Lorong di menara ini gelap dan sempit. Satu hardikan keras dari tempat ini akan dapat terdengar jelas oleh hampir satu menara. Dan di sinilah aku mengungkapkan kekesalanku.
“Komandan Arche! Aku bisa mentolerir kelakuan anda padaku. Aku kesal tapi aku sadar kita berdua sama-sama harus saling membuktikan diri di sidang.” “Akan tetapi, aku tidak suka saat anda melecehkan kelas atau abdi yang lain.”
“Kelakuan hamba yang mana kah?”
Ini orang… malah justru menantang balik. Sambil mengangkat dagu pula. Kalau ia melakukan itu pada bunda, bisa-bisa kepalanya dibuat selalu menunduk.
“Yang ini,” ujarku seraya meniru kelakuannya menepis debu barusan. “Anda melakukannya setelah bersinggungan dengan kesatria zirah coklat tadi. Jangan bilang anda tidak tahu arti tindakan tersebut,” ya harusnya dia tahu. Sikap tangan tersebut adalah tanda bahwa yang baru saja disentuhnya adalah hal menjijikkan yang harus dibuang.

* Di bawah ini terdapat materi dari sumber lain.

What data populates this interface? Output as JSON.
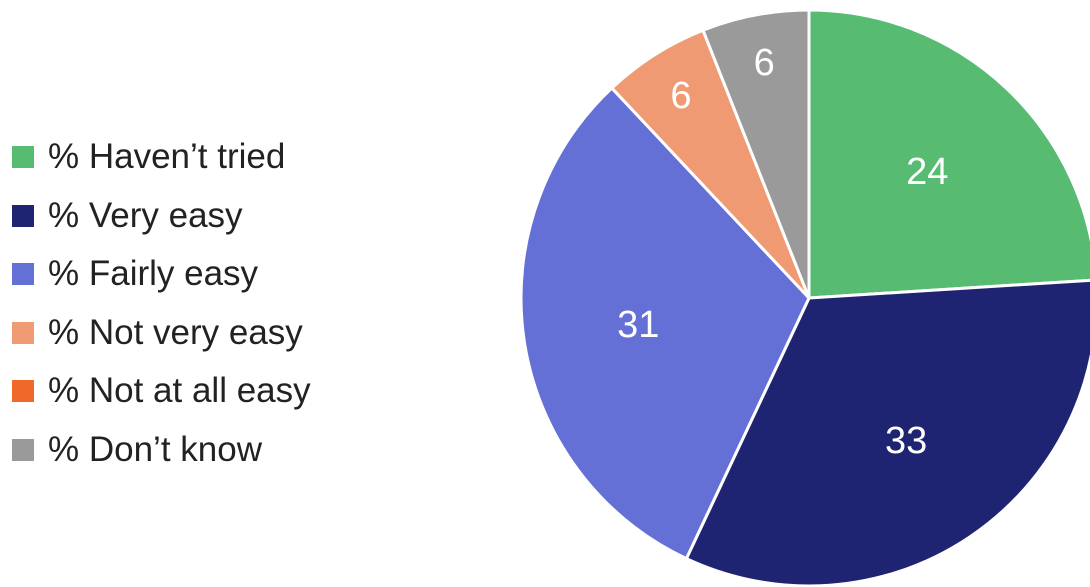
{
  "chart_data": {
    "type": "pie",
    "title": "",
    "categories": [
      "% Haven’t tried",
      "% Very easy",
      "% Fairly easy",
      "% Not very easy",
      "% Not at all easy",
      "% Don’t know"
    ],
    "values": [
      24,
      33,
      31,
      6,
      0,
      6
    ],
    "data_labels": [
      "24",
      "33",
      "31",
      "6",
      "",
      "6"
    ],
    "colors": [
      "#57bb72",
      "#1f2472",
      "#6470d6",
      "#ef9a72",
      "#ef6a2a",
      "#9a9a9a"
    ],
    "legend_position": "left",
    "start_angle": "12 o'clock, clockwise"
  }
}
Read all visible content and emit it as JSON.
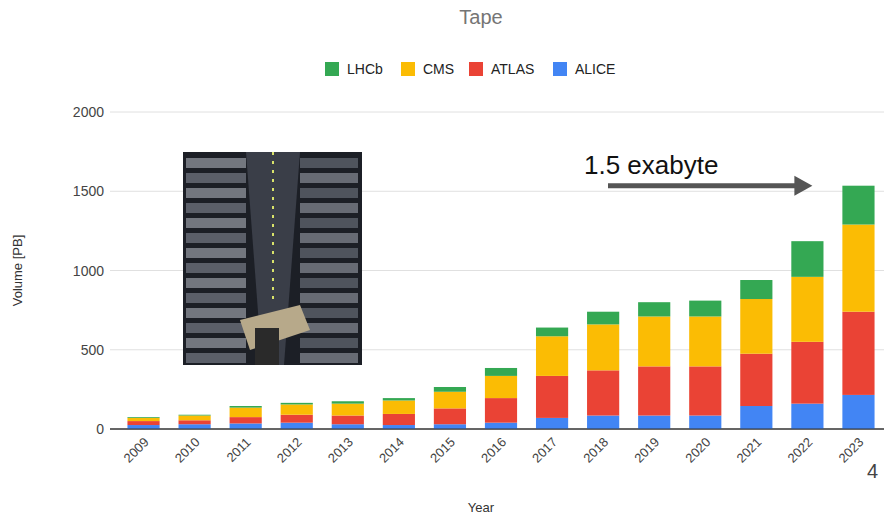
{
  "chart_data": {
    "type": "bar",
    "title": "Tape",
    "stacked": true,
    "grid": true,
    "legend": "top",
    "x_label": "Year",
    "y_label": "Volume [PB]",
    "annotation": "1.5 exabyte",
    "page_number": "4",
    "categories": [
      "2009",
      "2010",
      "2011",
      "2012",
      "2013",
      "2014",
      "2015",
      "2016",
      "2017",
      "2018",
      "2019",
      "2020",
      "2021",
      "2022",
      "2023"
    ],
    "series": [
      {
        "name": "ALICE",
        "color": "#4285f4",
        "values": [
          25,
          30,
          35,
          40,
          30,
          25,
          30,
          40,
          70,
          85,
          85,
          85,
          145,
          160,
          215
        ]
      },
      {
        "name": "ATLAS",
        "color": "#ea4335",
        "values": [
          25,
          25,
          40,
          50,
          55,
          70,
          100,
          155,
          265,
          285,
          310,
          310,
          330,
          390,
          525
        ]
      },
      {
        "name": "CMS",
        "color": "#fbbc04",
        "values": [
          20,
          30,
          60,
          65,
          75,
          85,
          105,
          140,
          250,
          290,
          315,
          315,
          345,
          410,
          550
        ]
      },
      {
        "name": "LHCb",
        "color": "#34a853",
        "values": [
          5,
          5,
          10,
          10,
          15,
          15,
          30,
          50,
          55,
          80,
          90,
          100,
          120,
          225,
          245
        ]
      }
    ],
    "ylim": [
      0,
      2000
    ],
    "yticks": [
      0,
      500,
      1000,
      1500,
      2000
    ]
  }
}
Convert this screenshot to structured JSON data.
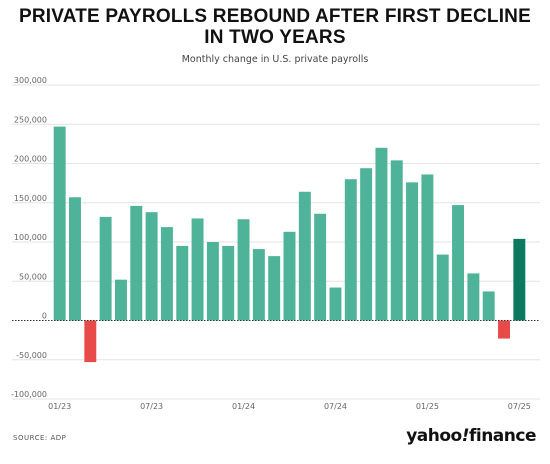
{
  "title": "PRIVATE PAYROLLS REBOUND AFTER FIRST DECLINE IN TWO YEARS",
  "subtitle": "Monthly change in U.S. private payrolls",
  "source": "SOURCE: ADP",
  "brand": "yahoo!finance",
  "colors": {
    "positive": "#4fb399",
    "negative": "#e84a4a",
    "highlight": "#0d7a60",
    "grid": "#e3e3e3",
    "zero_line": "#333333"
  },
  "chart_data": {
    "type": "bar",
    "title": "PRIVATE PAYROLLS REBOUND AFTER FIRST DECLINE IN TWO YEARS",
    "subtitle": "Monthly change in U.S. private payrolls",
    "categories": [
      "01/23",
      "02/23",
      "03/23",
      "04/23",
      "05/23",
      "06/23",
      "07/23",
      "08/23",
      "09/23",
      "10/23",
      "11/23",
      "12/23",
      "01/24",
      "02/24",
      "03/24",
      "04/24",
      "05/24",
      "06/24",
      "07/24",
      "08/24",
      "09/24",
      "10/24",
      "11/24",
      "12/24",
      "01/25",
      "02/25",
      "03/25",
      "04/25",
      "05/25",
      "06/25",
      "07/25"
    ],
    "values": [
      247000,
      157000,
      -53000,
      132000,
      52000,
      146000,
      138000,
      119000,
      95000,
      130000,
      100000,
      95000,
      129000,
      91000,
      82000,
      113000,
      164000,
      136000,
      42000,
      180000,
      194000,
      220000,
      204000,
      176000,
      186000,
      84000,
      147000,
      60000,
      37000,
      -23000,
      104000
    ],
    "highlight_last": true,
    "ylim": [
      -100000,
      300000
    ],
    "yticks": [
      300000,
      250000,
      200000,
      150000,
      100000,
      50000,
      0,
      -50000,
      -100000
    ],
    "ytick_labels": [
      "300,000",
      "250,000",
      "200,000",
      "150,000",
      "100,000",
      "50,000",
      "0",
      "-50,000",
      "-100,000"
    ],
    "xtick_labels": [
      {
        "index": 0,
        "label": "01/23"
      },
      {
        "index": 6,
        "label": "07/23"
      },
      {
        "index": 12,
        "label": "01/24"
      },
      {
        "index": 18,
        "label": "07/24"
      },
      {
        "index": 24,
        "label": "01/25"
      },
      {
        "index": 30,
        "label": "07/25"
      }
    ],
    "grid": true,
    "xlabel": "",
    "ylabel": ""
  }
}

“Hamba melakukan itu semua untuk menguji Puan Putri.”
“Dan karenanya mendapatkan bukti aku ini asli?”
“Pal--”
“Anda tahu tuan Arche, aku merasa apa yang anda lakukan itu aneh.”
Ia tampak… terkesan karena aku memotongnya. Ah sial, apa lagi-lagi aku melupakan ini Adinda!